The scourge of tourism…. #Barcelona residents say “enough is enough” to naked Italian men http://t.co/bGI7M9DZ0w pic.twitter.com/nYOtkdFVY9
— Sony Kapoor (@SonyKapoor) August 22, 2014
Restreindre Airbnb n’a pas de sens
La décision du Gouvernement des Îles Baléares d’imposer un moratoire à Airbnb a été vivement critiquée par d’autres spécialistes: « Dans un an, de nouvelles plateformes inconnues mais plus difficiles à contrôler reprendront alors le marché, ce qui ne pourra qu’augmenter la fraude et les abus ».
Exceltur a calculé qu’en 2016, dans 22 villes espagnoles, l’offre de chambres privées émanant de particuliers via des plateformes telles qu’Airbnb et HomeAway avait été pour la première fois plus importante que celle des chambres d’hôtel. Les hôtels utilisent ces chiffres pour se plaindre, tandis que les plateformes font valoir que les gens qui ont du mal à joindre les deux bouts peuvent maintenant gagner un revenu grâce à l’économie du partage.
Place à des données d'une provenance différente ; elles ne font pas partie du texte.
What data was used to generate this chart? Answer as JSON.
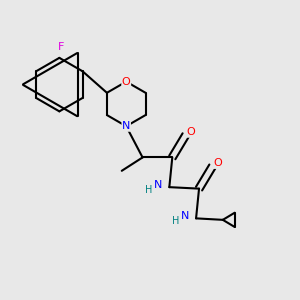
{
  "background_color": "#e8e8e8",
  "bond_color": "#000000",
  "atom_colors": {
    "F": "#e000e0",
    "O": "#ff0000",
    "N": "#0000ff",
    "H": "#008080",
    "C": "#000000"
  }
}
L’énorme afflux de touristes en Espagne est également une conséquence de l’incertitude politique dans des pays comme la Turquie, l’Egypte et d’autres, qui convainc de plus en plus d’Européens du Nord de rester près de chez eux. Le succès de l’Espagne devrait s’atténuer automatiquement une fois que la situation sera stabilisée dans ces pays.
Mais en attendant, l’Espagne est un équilibre difficile : d’une part, il faut gérer cette saturation dans certaines zones, d’autre part, il faut éviter que les populations locales n’éprouvent le sentiment qu’elles ne peuvent plus vivre dans leur quartier et qu’elles ne tombent ainsi dans la « touristophiobie ».